//What is Welding Inspection

What is Welding Inspection

Welding inspection typically consists of a series of quality control checks carried out by welding inspectors and/or NDT technicians to ensure welded joints meet required levels of quality and are of suitable quality for the purpose in service (fit for purpose). A range of welding inspection techniques may be applied within the methods mentioned below, depending on factors such as joint configuration, specific defects of interest, material type/thickness and whether in shop or on site, to list but a few.
Types of Welding Inspection
Visual inspection, also known as visual testing (VT) is the primary test method of non-destructive examination of welded joints for surface breaking defects (e.g. cracking) and damage/corrosion, both within the weld metal and in the adjacent surrounding material.
Radiographic testing (RT) and ultrasonic testing (UT) are forms of non-destructive testing which detect sub-surface discontinuities in the internal structure of the welded component.
Surface testing methods include liquid penetrant inspection (LPI) or magnetic particle inspection (MPI) to detect fine surface cracks, porosity and other surface-breaking discontinuities within the welded component.
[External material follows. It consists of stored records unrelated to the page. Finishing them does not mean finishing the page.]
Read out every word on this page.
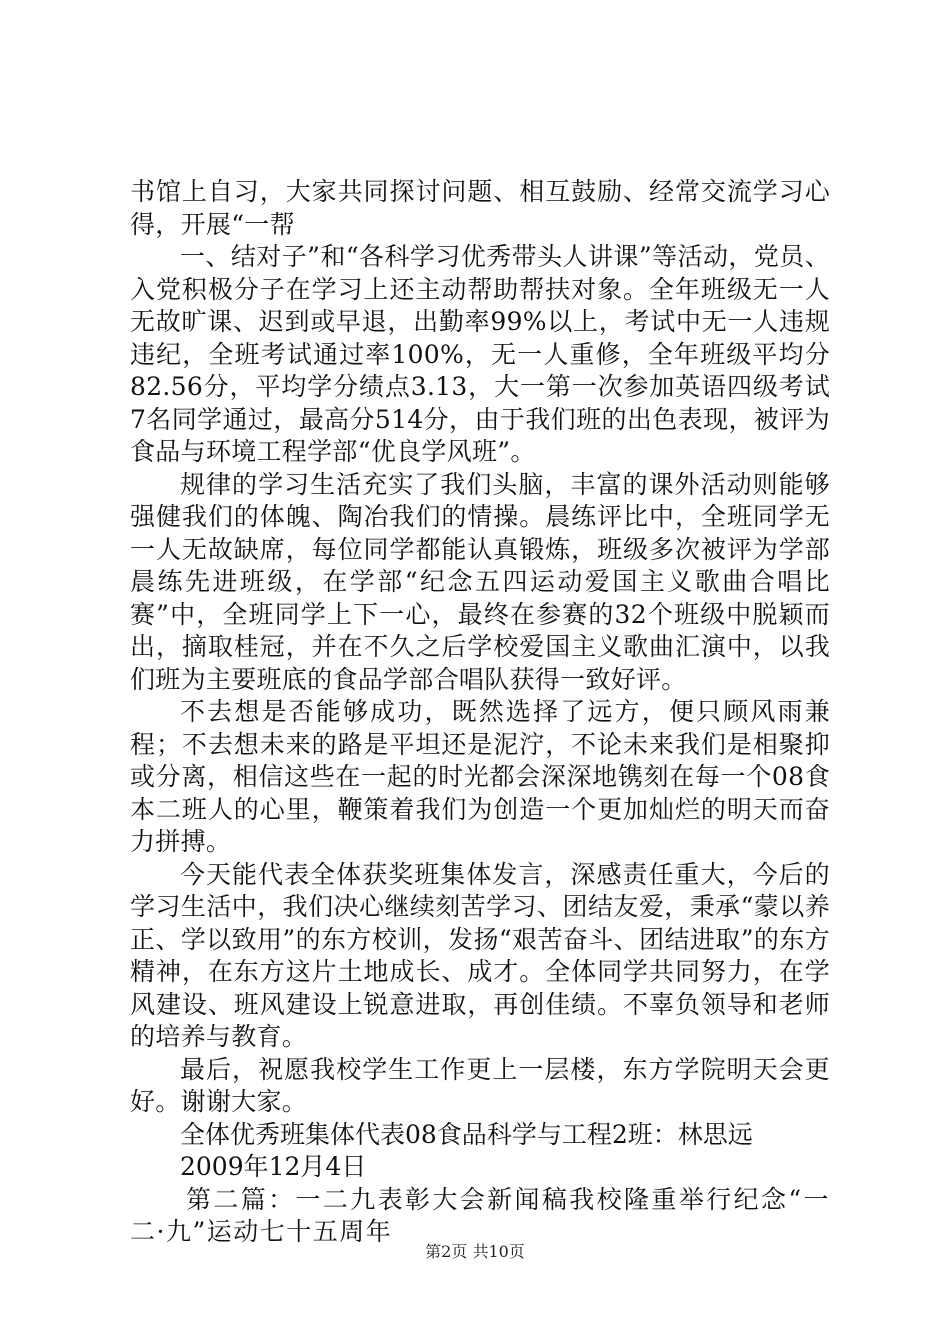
书馆上自习，大家共同探讨问题、相互鼓励、经常交流学习心得，开展“一帮

一、结对子”和“各科学习优秀带头人讲课”等活动，党员、入党积极分子在学习上还主动帮助帮扶对象。全年班级无一人无故旷课、迟到或早退，出勤率99%以上，考试中无一人违规违纪，全班考试通过率100%，无一人重修，全年班级平均分82.56分，平均学分绩点3.13，大一第一次参加英语四级考试7名同学通过，最高分514分，由于我们班的出色表现，被评为食品与环境工程学部“优良学风班”。

规律的学习生活充实了我们头脑，丰富的课外活动则能够强健我们的体魄、陶冶我们的情操。晨练评比中，全班同学无一人无故缺席，每位同学都能认真锻炼，班级多次被评为学部晨练先进班级，在学部“纪念五四运动爱国主义歌曲合唱比赛”中，全班同学上下一心，最终在参赛的32个班级中脱颖而出，摘取桂冠，并在不久之后学校爱国主义歌曲汇演中，以我们班为主要班底的食品学部合唱队获得一致好评。

不去想是否能够成功，既然选择了远方，便只顾风雨兼程；不去想未来的路是平坦还是泥泞，不论未来我们是相聚抑或分离，相信这些在一起的时光都会深深地镌刻在每一个08食本二班人的心里，鞭策着我们为创造一个更加灿烂的明天而奋力拼搏。

今天能代表全体获奖班集体发言，深感责任重大，今后的学习生活中，我们决心继续刻苦学习、团结友爱，秉承“蒙以养正、学以致用”的东方校训，发扬“艰苦奋斗、团结进取”的东方精神，在东方这片土地成长、成才。全体同学共同努力，在学风建设、班风建设上锐意进取，再创佳绩。不辜负领导和老师的培养与教育。

最后，祝愿我校学生工作更上一层楼，东方学院明天会更好。谢谢大家。

全体优秀班集体代表08食品科学与工程2班：林思远

2009年12月4日

第二篇：一二九表彰大会新闻稿我校隆重举行纪念“一二·九”运动七十五周年

第2页 共10页
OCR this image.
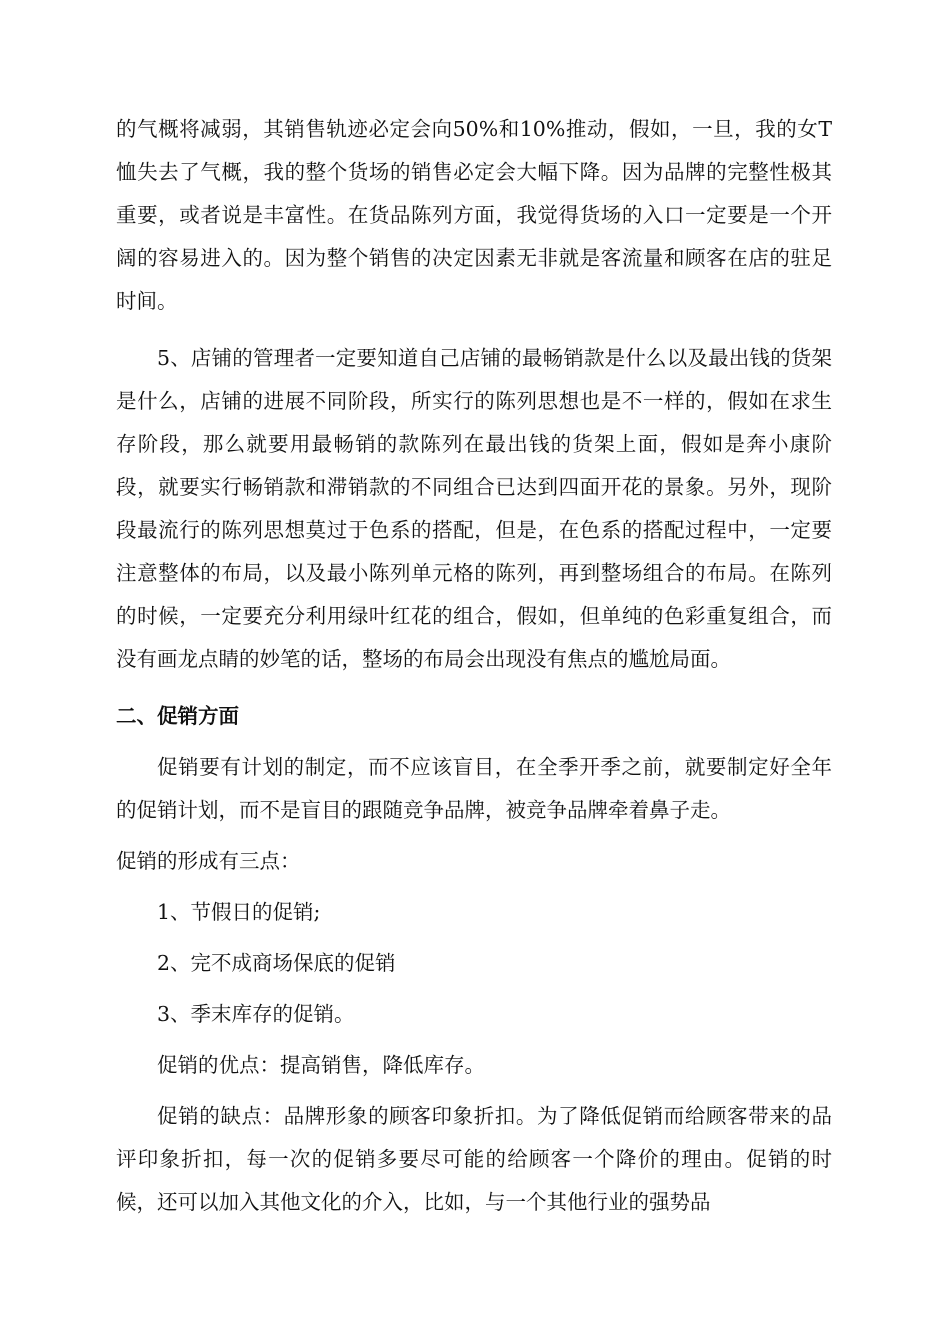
的气概将减弱，其销售轨迹必定会向50%和10%推动，假如，一旦，我的女T恤失去了气概，我的整个货场的销售必定会大幅下降。因为品牌的完整性极其重要，或者说是丰富性。在货品陈列方面，我觉得货场的入口一定要是一个开阔的容易进入的。因为整个销售的决定因素无非就是客流量和顾客在店的驻足时间。

5、店铺的管理者一定要知道自己店铺的最畅销款是什么以及最出钱的货架是什么，店铺的进展不同阶段，所实行的陈列思想也是不一样的，假如在求生存阶段，那么就要用最畅销的款陈列在最出钱的货架上面，假如是奔小康阶段，就要实行畅销款和滞销款的不同组合已达到四面开花的景象。另外，现阶段最流行的陈列思想莫过于色系的搭配，但是，在色系的搭配过程中，一定要注意整体的布局，以及最小陈列单元格的陈列，再到整场组合的布局。在陈列的时候，一定要充分利用绿叶红花的组合，假如，但单纯的色彩重复组合，而没有画龙点睛的妙笔的话，整场的布局会出现没有焦点的尴尬局面。

二、促销方面

促销要有计划的制定，而不应该盲目，在全季开季之前，就要制定好全年的促销计划，而不是盲目的跟随竞争品牌，被竞争品牌牵着鼻子走。

促销的形成有三点：

1、节假日的促销;

2、完不成商场保底的促销

3、季末库存的促销。

促销的优点：提高销售，降低库存。

促销的缺点：品牌形象的顾客印象折扣。为了降低促销而给顾客带来的品评印象折扣，每一次的促销多要尽可能的给顾客一个降价的理由。促销的时候，还可以加入其他文化的介入，比如，与一个其他行业的强势品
Destructive weld testing is carried out by cutting sections from welded joints and subjecting them to various mechanical tests. Methods typically include macro cross sections, tensile tests, bend tests, impact tests and hardness tests. These destructive tests provide combinations of both quantitative and qualitative results.
What is the Meaning of Third Party Inspection in NDT?
Third party inspection is the application of the various methods, described above, by independent bodies (such as TWI) to ensure the findings are impartial of both the client and contractor in typical fabrication situations. To find out more about third party inspection in NDT and what TWI offers click here.
What’s the Difference Between Quality Control and Inspection?
Inspection is the application of methods of examination to ensure that quality is controlled to an acceptable level.
What are the Qualities of a Good Weld?
A good weld generally exhibits a smooth, uniform and consistent appearance. Penetration (extent of fusion into the parent material) is a significant factor as it determines the cross sectional strength of the weld and therefore its load carrying capability in service.